El resurgir de un club emblemático
:format(webp):quality(40)/https://lvdsjcdn.eleco.com.ar/Media/202110/Imagec25551cf438149b2bfe94a2418ab3050.jpg)
Alumni está de vuelta. El tradicional barrio Sarmiento celebra este retorno. También la ciudad en su conjunto. Porque no solo es la renovada vigencia de una entidad que supo conseguir muchos laureles. Es también un signo de que es posible el resurgir de todos los clubes de barrio que hoy permanecen "dormidos", cuya función social sigue siendo imprescindible.
El pasado deportivo de la ciudad de San Francisco es muy rico en cualquier disciplina en la que se intente la rememoración de duelos históricos, rivalidades, deportistas y atletas de excepción y convocatoria del público, entre otras facetas. Los protagonistas de esas épocas doradas defendían los colores de tradicionales clubes, representativos de distintos sectores barriales y sociales. Y lo hacían con el orgullo que daba la pertenencia.
El rico historial de clubes de barrio sanfrancisqueños no solo se vincula con los logros deportivos y los enormes jugadores que -en todas las disciplinas- se destacaron. Tiene también sus fundamentos en que las instituciones fueron espacios de encuentro y socialización para los vecinos. Lo siguen siendo hoy, aunque las nuevas lógicas de organización social, las recurrentes crisis económicas y la falta de dirigentes idóneos determinaron que varias entidades desaparecieran o corrieran serio riesgo de dejar de existir.

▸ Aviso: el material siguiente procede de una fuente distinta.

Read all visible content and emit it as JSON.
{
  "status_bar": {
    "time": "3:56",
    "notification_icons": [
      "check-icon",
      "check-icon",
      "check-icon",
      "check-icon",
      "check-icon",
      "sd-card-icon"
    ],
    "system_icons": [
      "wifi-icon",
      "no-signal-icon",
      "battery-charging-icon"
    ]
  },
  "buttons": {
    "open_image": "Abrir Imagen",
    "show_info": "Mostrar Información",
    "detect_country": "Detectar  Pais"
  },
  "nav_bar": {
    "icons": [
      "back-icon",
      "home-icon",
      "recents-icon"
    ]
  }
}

Cualquier vecino memorioso podrá recordar varios nombres de nuestros clubes que han sucumbido. Y los de varios más que se mantienen en una especie de estado vegetativo. Este panorama determinó que aquellos sólidos sentimientos de identificación se vayan perdiendo. Y que también las nuevas generaciones no encuentren ese espacio tan singular del club para integrarse socialmente, para aprender los valores de la convivencia y recrear las tradiciones de la comunidad.
Por todo
ello, la aparición de una nota en el suplemento deportivo de este diario
devolvió la esperanza de que, ajustándose a los tiempos que se viven, es
posible que algunas de esas queridas instituciones sanfrancisqueñas resurjan y
vuelvan a cumplir ese rol insustituible en el que se comparte la experiencia y
se propagan los principios que forjan personas sanas y comprometidas con su
entorno.

Estamos hablando de la revitalización que, en estos últimos tiempos, ha tenido el Club Atlético Alumni, una de las insignias más representativas que fue defendida por grandes figuras del deporte de nuestra ciudad. Por el trabajo entusiasta de un núcleo de personas que creció dentro de la institución, se está pudiendo recrear aquel espíritu de club barrial por el que se destacó en sus casi 90 años de existencia. Una tarea nada sencilla en virtud de que la entidad de calle Gerónimo del Barco estuvo en aquel estado vegetativo señalado, con el consecuente deterioro de sus instalaciones y la mora en la presentación de los documentos necesarios para recuperar su personería, entre otras cosas.
De a poco, y es de esperar que, sin pausas, Alumni está de vuelta en el ambiente deportivo sanfrancisqueño. El tradicional barrio Sarmiento celebra este retorno. También la ciudad en su conjunto. Porque no solo es la renovada vigencia de una entidad que supo conseguir muchos laureles. Es también un signo de que es posible el resurgir de todos los clubes de barrio que hoy permanecen "dormidos", cuya función social sigue siendo imprescindible.